Он вновь взял указку и подошел к доске. Катастрофа была неизбежна. Марк Нечет тоскливо оглядел класс — коротко стриженные головы, бледные лица, склоненные над тетрадками тощие шеи, всего двадцать мальчишек. Шустов что-то показывает Стивенсону под партой и делает круглые глаза, Сумеркин набрасывает в откидном блокноте карандашный портрет скуки, Илюша внимательно разглядывает тускло-блестящий соверен, вечно голодный Метелин украдкой отламывает кусочки кекса и незаметно кладет в рот, а его сосед, луноликий Лунц, прикрываясь учебником, увлеченно читает другую книгу — «Любовные похождения Мерк... Марк…» — маркиза, что ли? Нет, отсюда не видать.
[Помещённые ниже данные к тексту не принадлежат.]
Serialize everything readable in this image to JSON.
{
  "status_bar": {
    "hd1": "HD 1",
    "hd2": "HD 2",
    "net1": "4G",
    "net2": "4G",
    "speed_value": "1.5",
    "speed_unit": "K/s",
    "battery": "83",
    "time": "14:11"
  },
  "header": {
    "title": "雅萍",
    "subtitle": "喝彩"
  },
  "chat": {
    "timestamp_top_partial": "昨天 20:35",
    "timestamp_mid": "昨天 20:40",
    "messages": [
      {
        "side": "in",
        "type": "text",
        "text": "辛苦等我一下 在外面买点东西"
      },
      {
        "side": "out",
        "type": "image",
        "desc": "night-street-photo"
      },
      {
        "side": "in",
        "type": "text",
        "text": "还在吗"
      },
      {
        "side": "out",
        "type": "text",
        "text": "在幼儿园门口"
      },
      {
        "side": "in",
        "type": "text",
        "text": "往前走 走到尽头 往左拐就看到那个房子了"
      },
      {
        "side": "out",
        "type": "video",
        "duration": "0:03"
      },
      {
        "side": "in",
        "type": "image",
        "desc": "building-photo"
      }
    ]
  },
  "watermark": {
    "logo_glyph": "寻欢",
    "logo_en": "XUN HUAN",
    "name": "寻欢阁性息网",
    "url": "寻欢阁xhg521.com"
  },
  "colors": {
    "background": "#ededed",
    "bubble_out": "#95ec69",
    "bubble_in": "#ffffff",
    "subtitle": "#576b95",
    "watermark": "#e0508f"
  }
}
— Итак, господа гимназисты, прошу внимания. Вернувшись в лагерь странников в Лусту, Маттео... — с искренним подъемом продолжил бедный честный учитель, но в ту же минуту, к счастью, грянул спасительный звонок, а на следующий день Марк прогулял урок
3
Марк Нечет сидел в пустой лодке на каменистом берегу среди зарослей высокого камыша. Одинокий, одиноко-задумчивый, задумчиво-неподвижный. Roseau pensant[11]. А что если я умру, расчесав ногтями вот эту крошечную везикулу на руке? Как Скрябин, соскребший на губе прыщик. Он сдавил двумя пальцами матовый пузырек на кисти левой руки, выжав из него каплю мутноватой, как будто мыльной жидкости. Вода, немного жира, чуть-чуть соли — и вся моя родословная от странной рыбы в доисторическом море до короля Марка и далее, со сведениями обо всех его шалостях на стороне и последующими хворями, бережно сохраненными и переданными потомкам в излечение и назидание.
Как это обычно бывало на островах Каскада поздней осенью — днем еще проглядывало теплое солнце, но уже дул пронизывающий северный ветер и то и дело срывался мелкий дождь. Он поглубже натянул на уши синюю фуражку (буссоль и парящий стилизованный альбатрос на значке) и откинулся на лавку. Минуты существования — если это тоскливое круговое ширяние мысли можно назвать мышлением. Но какой ветер! Quel vent! — как воскликнул король на эшафоте. Ни о чем нельзя думать, когда так холодно. Не случайно Декарт сочинил свою загадку про «cogito», забравшись в печку: рассуждение по методу Диогена Синопского, мнимого бочкозатворника. Это как ореховая скорлупа Гамлета. Тоска по утробе. По совершенному покою свернувшегося в клубок лобастого младенца-философа: ах, отстаньте, не мешайте мне пророчески дремать. Но вот вопрос: подразумевает ли это «cogito», что «существование» имеет несколько различных порядков, с каждым новым все существенней? Ведь можно мыслить кое-как, как я теперь, а можно... И что вот этот камыш не существует сам по себе, то есть без моего осознания его, как и никогда ни о чем отвлеченном не думающий мясник в соседней с домом лавке? Седые усы, розовая плешь. «Извольте, юноша, полфунта ветчины, фунт сырокопченой. Две марки с вас. Поищите без сдачи. Вам понравилось вчерашнее шествие? Эх, как духовой оркестр наяривал — просто прелесть! Всю душу перевернули, сукины дети».